Nanay Eliza Gomez, is a pioneer member of the CCT Savings and Credit Cooperative in General Santos and has received micro finance loans from CCT since 1998. She produces bedroom slippers, organic soap, native bags, and fashion accessories. These businesses provide part-time jobs for working students and also fund missionary work among the B’laan tribe in Saranggani.
The Lydia award is named after Lydia, the businesswoman mentioned in Acts 16 who was devoted to the Lord and who played an prominent role in the early Christian church and ministry.

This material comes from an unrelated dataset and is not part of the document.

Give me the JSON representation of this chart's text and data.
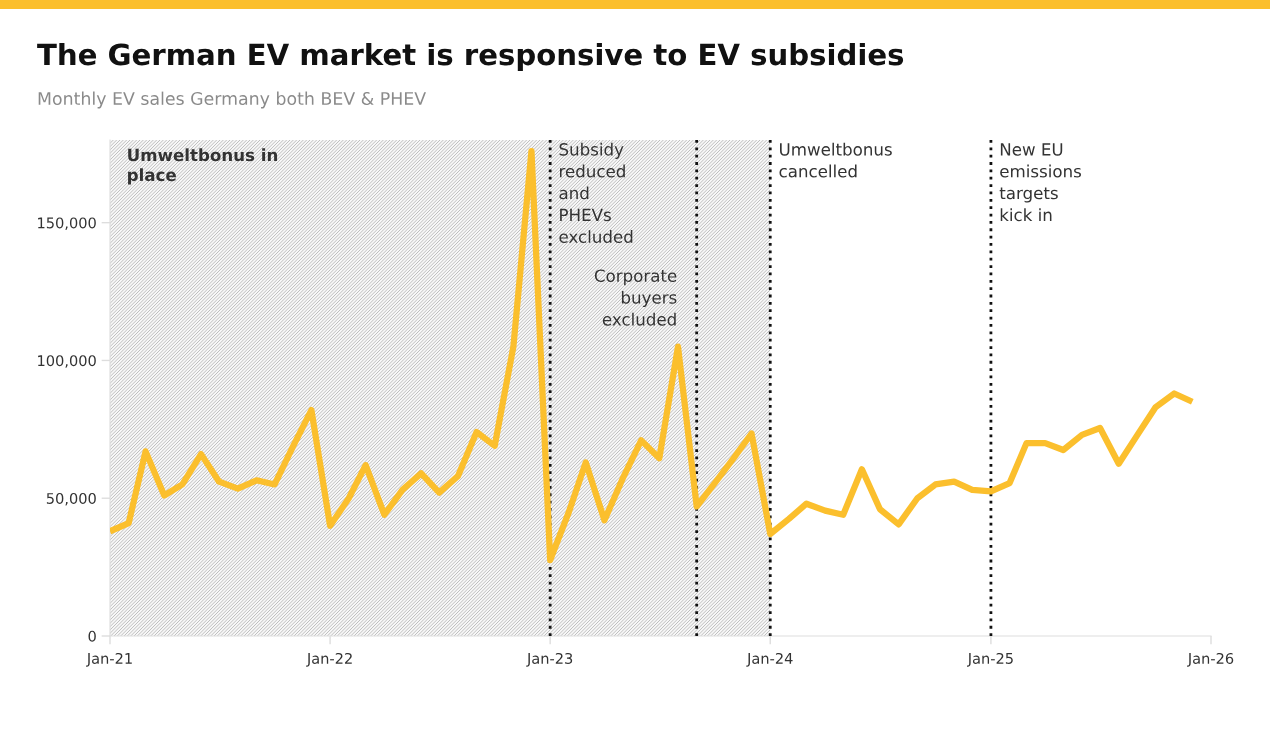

After being healed of cancer when she was 28, Elisa, now 62, committed her life to serving the Lord among the less fortunate. She has a heart for children growing up without proper support, guidance, and care from their own families, especially those she describes as, “Yung mga pagala-gala” (“Those who wander aimlessly”). Among those she has helped to complete their education is an engineer, a teacher, and several others who finished two-year technical courses. Everyone she takes in or helps send to school has to help with the slipper-making business.
For about 10 years now, Elisa and her husband, a lay pastor, have spent a month each year among members of the B’laan tribe who live in the hinterlands of Saranggani province (the province borders General Santos City). They bring clothes, do evangelistic work and lead Bible studies, hold literacy and livelihood classes, teach proper hygiene, and, using Elisa’s own asunting and moringa soaps wash and treat those with skin problems. The couple have another trip planned for November of this year.
Elisa has been a positive role model for joyful generosity to those she has helped send to school and to church mates who accompany her and her husband when they minister among the B’laans. Another impact of Elisa’s businesses is the positive work attitudes instilled in all of those she has helped. The teacher she helped send to school says, “If you work hard enough, you will have food to eat.”
The Lydia Awards is sponsored by Peer Servants, a Christian micro finance organization based in Massachusetts, USA, to recognize micro enterprises that are growing in their capital base, employing people, strengthening the church, and having a positive impact on their communities. Through the Lydia award, Peer Servants hopes to encourage this same behavior among the entrepreneurs within its network of micro finance organizations in Africa, Asia, the Caribbean, Eastern Europe, and Latin America.
As second placer, Elisa receives a $1,000 grant for her businesses.
The 2013 Lydia award overall winner is Richard Tunya, a cassava processor from Uganda.
|Extracts from asunting (acapulco) leaves, explains Elisa Gomez,|
go into a soap that heals scabies.
|Nanay Elisa makes bedroom slippers using used blankets |
bought from ukay-ukay stores.
|Nanay Gomez shows Gerlie Diaz, Apopong branch team servant, some of the wallets she makes.|
|Hidden Manna Avila, daughter of a couple employed by Elisa Gomez's|
slipper business, helps her parents after school by stitching slipper straps together.
This step makes the slippers wearable for as long as five years.